Coyote Island Terminal
As regional environmentalist now turn their attention to a potential flood of bulk oil shipments coming down the Columbia gorge they have not forgotten coal. Although three west coast coal projects have been cancelled at Grays Harbor, Coos Bay and Port Westward, a rail-to-barge transshipment facility is still being planned at the Port of Morrow, Oregon and a larger terminal is under consideration at Longview, Washington. In addition, there are plans to install a floating barge-to-ship transfer plant at Port Westward on the lower Columbia to handle barge traffic from Morrow. However, a spokesman for the Army Corps of Engineers said the government agency has received more than 30,000 public comments during an initial 60-day comment period following the permit filing for the Morrow terminal, and that it is still waiting for responses from regional indian tribes, the Oregon State Historic Preservation Office, the National Marine Fisheries Service, and the US Fish and Wildlife Service.

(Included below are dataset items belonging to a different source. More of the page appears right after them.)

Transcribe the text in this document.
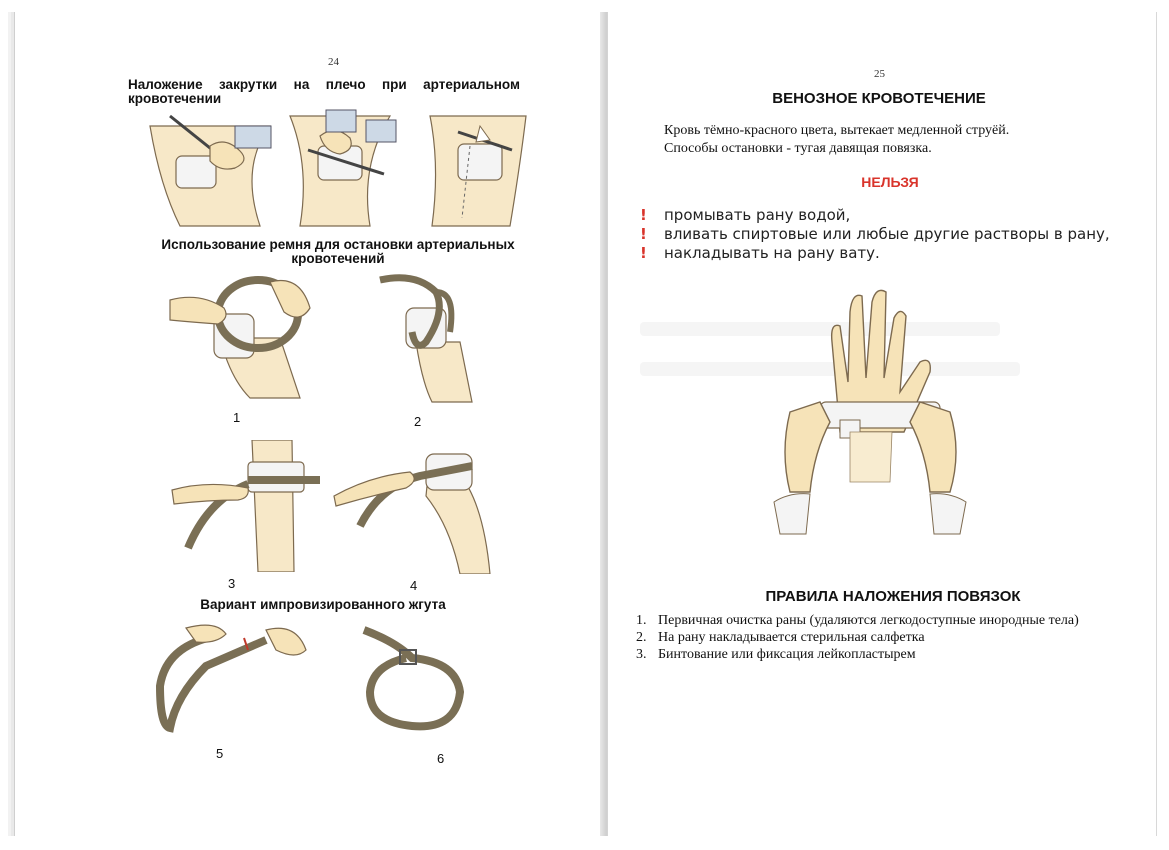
24
Наложение закрутки на плечо при артериальном кровотечении
Использование ремня для остановки артериальных кровотечений
1	2
3	4
Вариант импровизированного жгута
5	6
25
ВЕНОЗНОЕ КРОВОТЕЧЕНИЕ
Кровь тёмно-красного цвета, вытекает медленной струёй.
Способы остановки - тугая давящая повязка.
НЕЛЬЗЯ
!	промывать рану водой,
!	вливать спиртовые или любые другие растворы в рану,
!	накладывать на рану вату.
ПРАВИЛА НАЛОЖЕНИЯ ПОВЯЗОК
1. Первичная очистка раны (удаляются легкодоступные инородные тела)
2. На рану накладывается стерильная салфетка
3. Бинтование или фиксация лейкопластырем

There is no estimate on how long the consultation process on the proposed facility will take but its promoter, Ambre Energy, has indicated that it would like to start construction next year. To be known as the Coyote Island Terminal, the finished complex would be able to transfer up to 8 million metric tons of coal annually from rail cars to barges. The barges, to be built on the river, would then be moved to Port Westward. There, the coal would be transloaded to Panamax-size bulk carriers using a floating Siwertell discharge/load unit. Ambre has said it would pay approximately $850,000 to the Port of Morrow in port fees, and about $1.6 million in property taxes to Morrow County, while creating around 35 family wage jobs.

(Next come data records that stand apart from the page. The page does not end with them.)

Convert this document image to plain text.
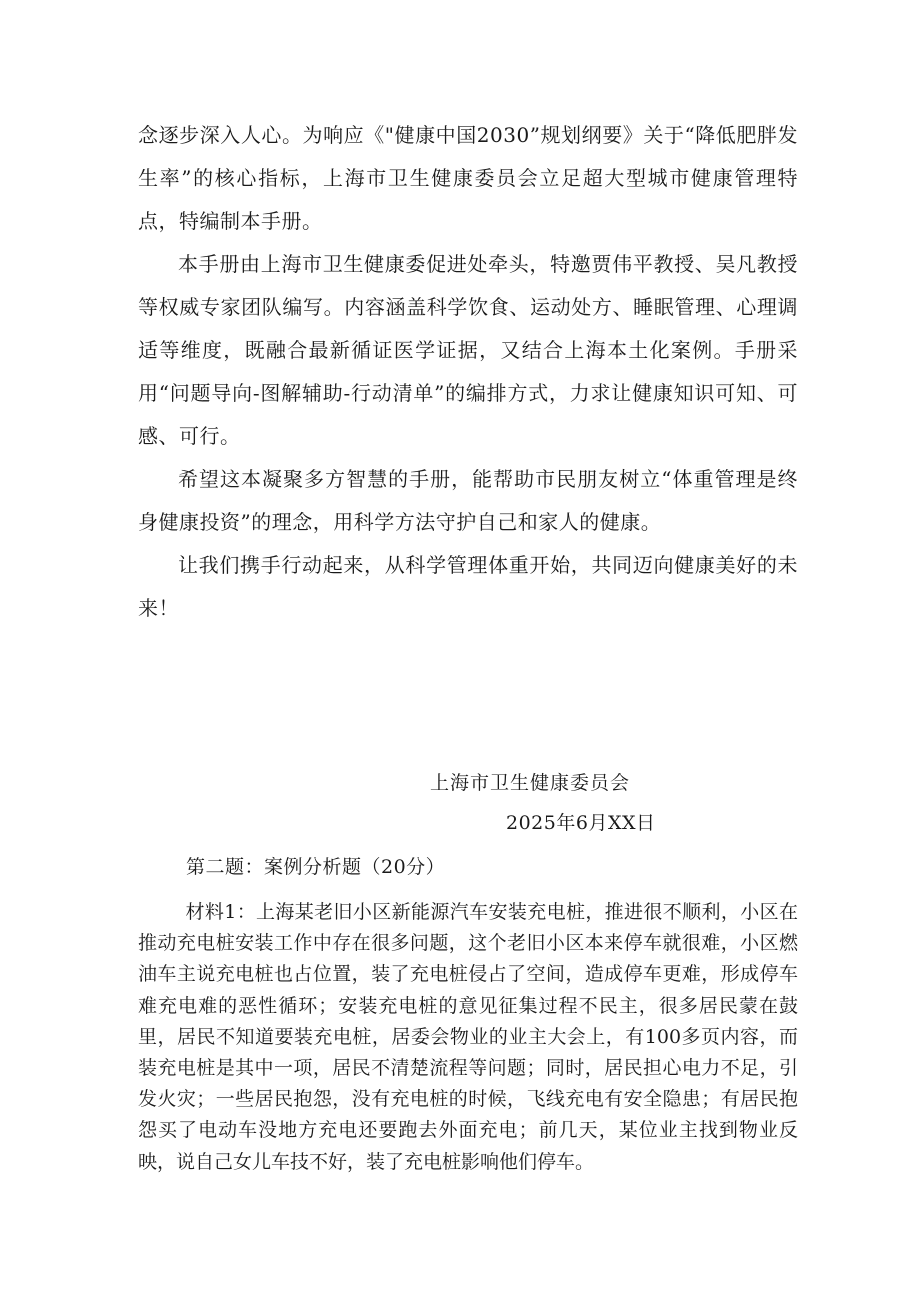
念逐步深入人心。为响应《"健康中国2030”规划纲要》关于“降低肥胖发生率”的核心指标，上海市卫生健康委员会立足超大型城市健康管理特点，特编制本手册。

本手册由上海市卫生健康委促进处牵头，特邀贾伟平教授、吴凡教授等权威专家团队编写。内容涵盖科学饮食、运动处方、睡眠管理、心理调适等维度，既融合最新循证医学证据，又结合上海本土化案例。手册采用“问题导向-图解辅助-行动清单”的编排方式，力求让健康知识可知、可感、可行。

希望这本凝聚多方智慧的手册，能帮助市民朋友树立“体重管理是终身健康投资”的理念，用科学方法守护自己和家人的健康。

让我们携手行动起来，从科学管理体重开始，共同迈向健康美好的未来！

上海市卫生健康委员会
2025年6月XX日
第二题：案例分析题（20分）

材料1：上海某老旧小区新能源汽车安装充电桩，推进很不顺利，小区在推动充电桩安装工作中存在很多问题，这个老旧小区本来停车就很难，小区燃油车主说充电桩也占位置，装了充电桩侵占了空间，造成停车更难，形成停车难充电难的恶性循环；安装充电桩的意见征集过程不民主，很多居民蒙在鼓里，居民不知道要装充电桩，居委会物业的业主大会上，有100多页内容，而装充电桩是其中一项，居民不清楚流程等问题；同时，居民担心电力不足，引发火灾；一些居民抱怨，没有充电桩的时候，飞线充电有安全隐患；有居民抱怨买了电动车没地方充电还要跑去外面充电；前几天，某位业主找到物业反映，说自己女儿车技不好，装了充电桩影响他们停车。
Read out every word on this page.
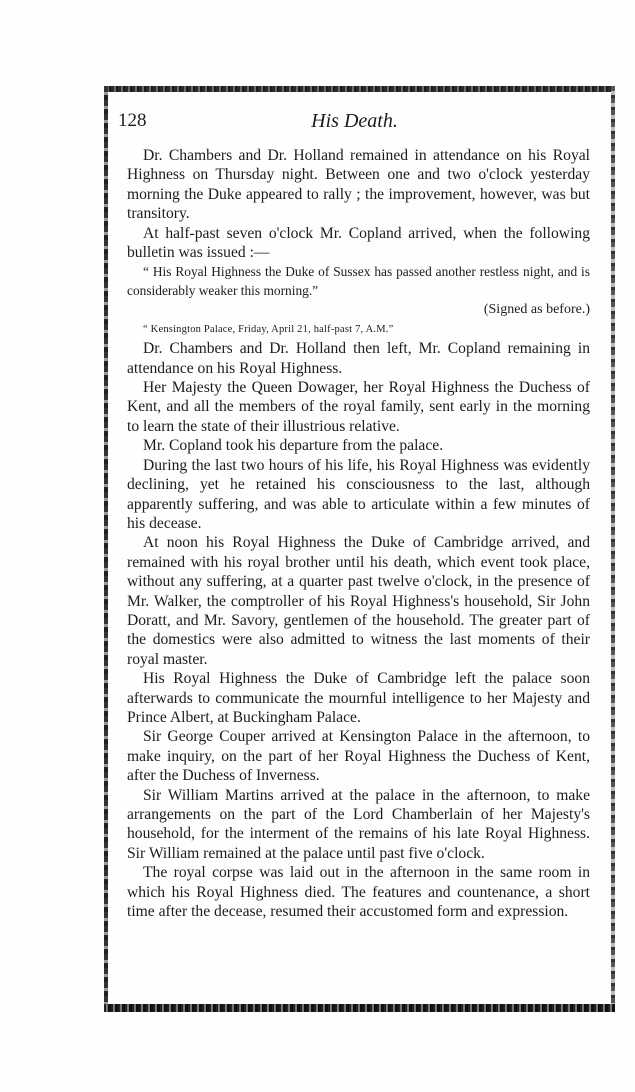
128	His Death.

Dr. Chambers and Dr. Holland remained in attendance on his Royal Highness on Thursday night. Between one and two o'clock yesterday morning the Duke appeared to rally ; the improvement, however, was but transitory.

At half-past seven o'clock Mr. Copland arrived, when the following bulletin was issued :—

“ His Royal Highness the Duke of Sussex has passed another restless night, and is considerably weaker this morning.”

(Signed as before.)

“ Kensington Palace, Friday, April 21, half-past 7, A.M.”

Dr. Chambers and Dr. Holland then left, Mr. Copland remaining in attendance on his Royal Highness.

Her Majesty the Queen Dowager, her Royal Highness the Duchess of Kent, and all the members of the royal family, sent early in the morning to learn the state of their illustrious relative.

Mr. Copland took his departure from the palace.

During the last two hours of his life, his Royal Highness was evidently declining, yet he retained his consciousness to the last, although apparently suffering, and was able to articulate within a few minutes of his decease.

At noon his Royal Highness the Duke of Cambridge arrived, and remained with his royal brother until his death, which event took place, without any suffering, at a quarter past twelve o'clock, in the presence of Mr. Walker, the comptroller of his Royal Highness's household, Sir John Doratt, and Mr. Savory, gentlemen of the household. The greater part of the domestics were also admitted to witness the last moments of their royal master.

His Royal Highness the Duke of Cambridge left the palace soon afterwards to communicate the mournful intelligence to her Majesty and Prince Albert, at Buckingham Palace.

Sir George Couper arrived at Kensington Palace in the afternoon, to make inquiry, on the part of her Royal Highness the Duchess of Kent, after the Duchess of Inverness.

Sir William Martins arrived at the palace in the afternoon, to make arrangements on the part of the Lord Chamberlain of her Majesty's household, for the interment of the remains of his late Royal Highness. Sir William remained at the palace until past five o'clock.

The royal corpse was laid out in the afternoon in the same room in which his Royal Highness died. The features and countenance, a short time after the decease, resumed their accustomed form and expression.
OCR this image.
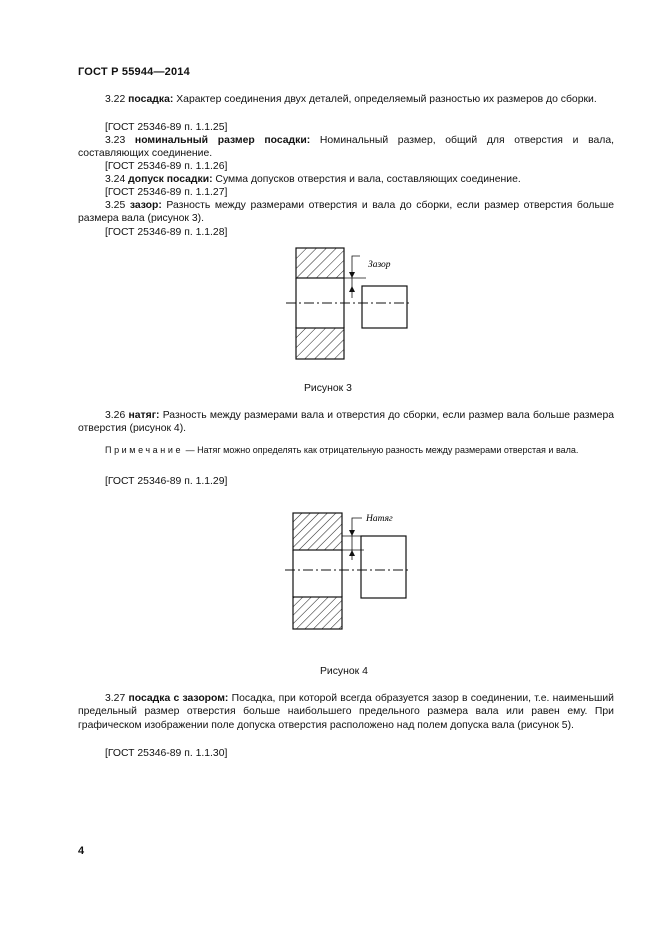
ГОСТ Р 55944—2014
3.22 посадка: Характер соединения двух деталей, определяемый разностью их размеров до сборки.
[ГОСТ 25346-89 п. 1.1.25]
3.23 номинальный размер посадки: Номинальный размер, общий для отверстия и вала, составляющих соединение.
[ГОСТ 25346-89 п. 1.1.26]
3.24 допуск посадки: Сумма допусков отверстия и вала, составляющих соединение.
[ГОСТ 25346-89 п. 1.1.27]
3.25 зазор: Разность между размерами отверстия и вала до сборки, если размер отверстия больше размера вала (рисунок 3).
[ГОСТ 25346-89 п. 1.1.28]
Зазор
Рисунок 3
3.26 натяг: Разность между размерами вала и отверстия до сборки, если размер вала больше размера отверстия (рисунок 4).
Примечание — Натяг можно определять как отрицательную разность между размерами отверстая и вала.
[ГОСТ 25346-89 п. 1.1.29]
Натяг
Рисунок 4
3.27 посадка с зазором: Посадка, при которой всегда образуется зазор в соединении, т.е. наименьший предельный размер отверстия больше наибольшего предельного размера вала или равен ему. При графическом изображении поле допуска отверстия расположено над полем допуска вала (рисунок 5).
[ГОСТ 25346-89 п. 1.1.30]
4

Ambre is also the lead investor in the proposed Millennium Bulk Terminals project at Longview, Washington where investors hope to build a $643 million export facility at the former Reynolds Metals site. In May, federal, state and Cowlitz county regulators selected a Virginia-based consultant, ICF International, to help prepare an environmental impact statement for the proposed terminal. ICF will help the Corps of Engineers, the Washington Department of Ecology and Cowlitz County officials collect public comment on the project.
Ken Miller, Millennium CEO, said the company is “happy” to have a contractor on board as it is the first step in moving forward with the permitting process. With a targeted throughput of 44 million metric tons annually at full build-out, the Longview facility would receive coal using as many as 16 unit trains a day while being capable of loading two ships simultaneously. However, Ambre has been forced to focus its attention on a disagreement it has with Cloud Peak Energy over ownership of the Decker mine in the Rocky Mountains, a mine that is expected to be the source of much of the coal moving to the Columbia.

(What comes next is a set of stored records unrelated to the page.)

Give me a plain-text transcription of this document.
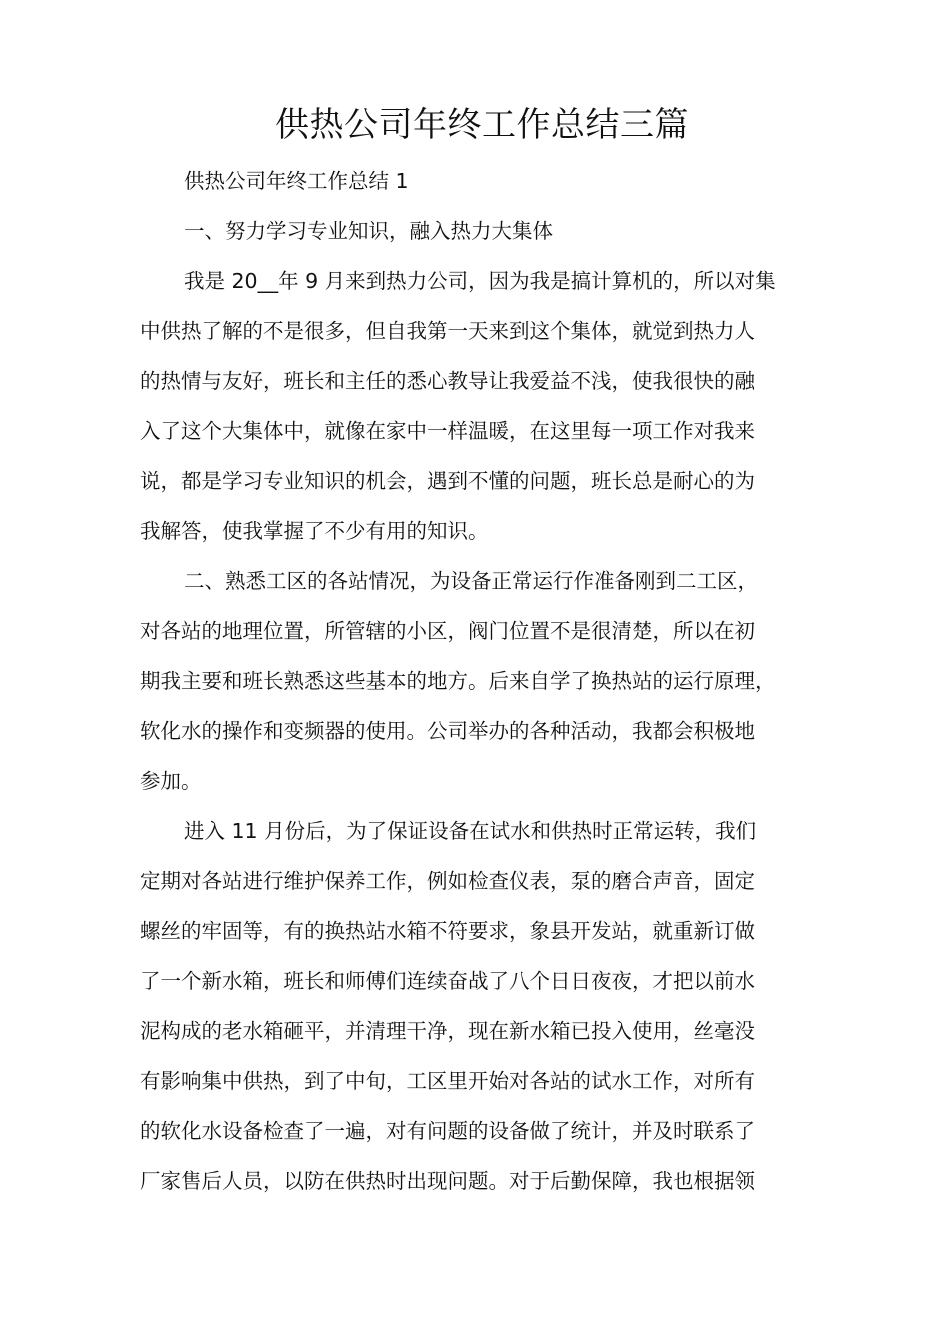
供热公司年终工作总结三篇

供热公司年终工作总结 1

一、努力学习专业知识，融入热力大集体

我是 20__年 9 月来到热力公司，因为我是搞计算机的，所以对集
中供热了解的不是很多，但自我第一天来到这个集体，就觉到热力人
的热情与友好，班长和主任的悉心教导让我爱益不浅，使我很快的融
入了这个大集体中，就像在家中一样温暖，在这里每一项工作对我来
说，都是学习专业知识的机会，遇到不懂的问题，班长总是耐心的为
我解答，使我掌握了不少有用的知识。

二、熟悉工区的各站情况，为设备正常运行作准备刚到二工区，
对各站的地理位置，所管辖的小区，阀门位置不是很清楚，所以在初
期我主要和班长熟悉这些基本的地方。后来自学了换热站的运行原理，
软化水的操作和变频器的使用。公司举办的各种活动，我都会积极地
参加。

进入 11 月份后，为了保证设备在试水和供热时正常运转，我们
定期对各站进行维护保养工作，例如检查仪表，泵的磨合声音，固定
螺丝的牢固等，有的换热站水箱不符要求，象县开发站，就重新订做
了一个新水箱，班长和师傅们连续奋战了八个日日夜夜，才把以前水
泥构成的老水箱砸平，并清理干净，现在新水箱已投入使用，丝毫没
有影响集中供热，到了中旬，工区里开始对各站的试水工作，对所有
的软化水设备检查了一遍，对有问题的设备做了统计，并及时联系了
厂家售后人员，以防在供热时出现问题。对于后勤保障，我也根据领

Ambre and Cloud Peak, the latter considered one of the nation’s largest coal producers, jointly own the mine but Ambre would like to take full control. In turn, Cloud Peak wants land and rail easements for a new mine it wishes to develop in Wyoming and an option to ship as much as 5 million tons of coal annually through the completed Millennium facility.
Not a party to the Millennium project, the nearby Port of Longview has set its sights on the Dakota oil business but not on the oil itself. Instead, the Washington port is interested in heavy project cargo that the oil developments might generate. With this in mind, port commissioners voted in May to purchase a second mobile Harbor crane that could be teamed with the port’s existing Liebherr unit to handle bulky heavylift freight. A down payment of $1.5 million has already been placed on a used Liebherr unit at the Port of Rotterdam, Holland, with the full purchase price of $3.9 million to be made using commercial loans.
“It gives us another tool in our tool belt to attract more cargo,” said Doug Averett, the port’s director of operations. Averett noted that the two cranes, working together, could easily handle large refinery parts coming from Asia and destined for the Dakotas. To make the new crane as flexible as possible the port will spend another $396,000 on handling equipment and attachments. Fortunately, Longview is in a sound enough financial condition to make the investment, particularly after posting its fifth consecutive record revenue year.
Most of the income has come from surging grain exports generated by the new EGT elevator, which shipped 4.68 million tons of wheat, soy beans and corn last year, representing nearly two-thirds of all tonnage handled at Longview. In total, the port generated $33.8 million in docking fees and rent last year, a 20 percent jump over 2011 and producing $8 million in net operating income.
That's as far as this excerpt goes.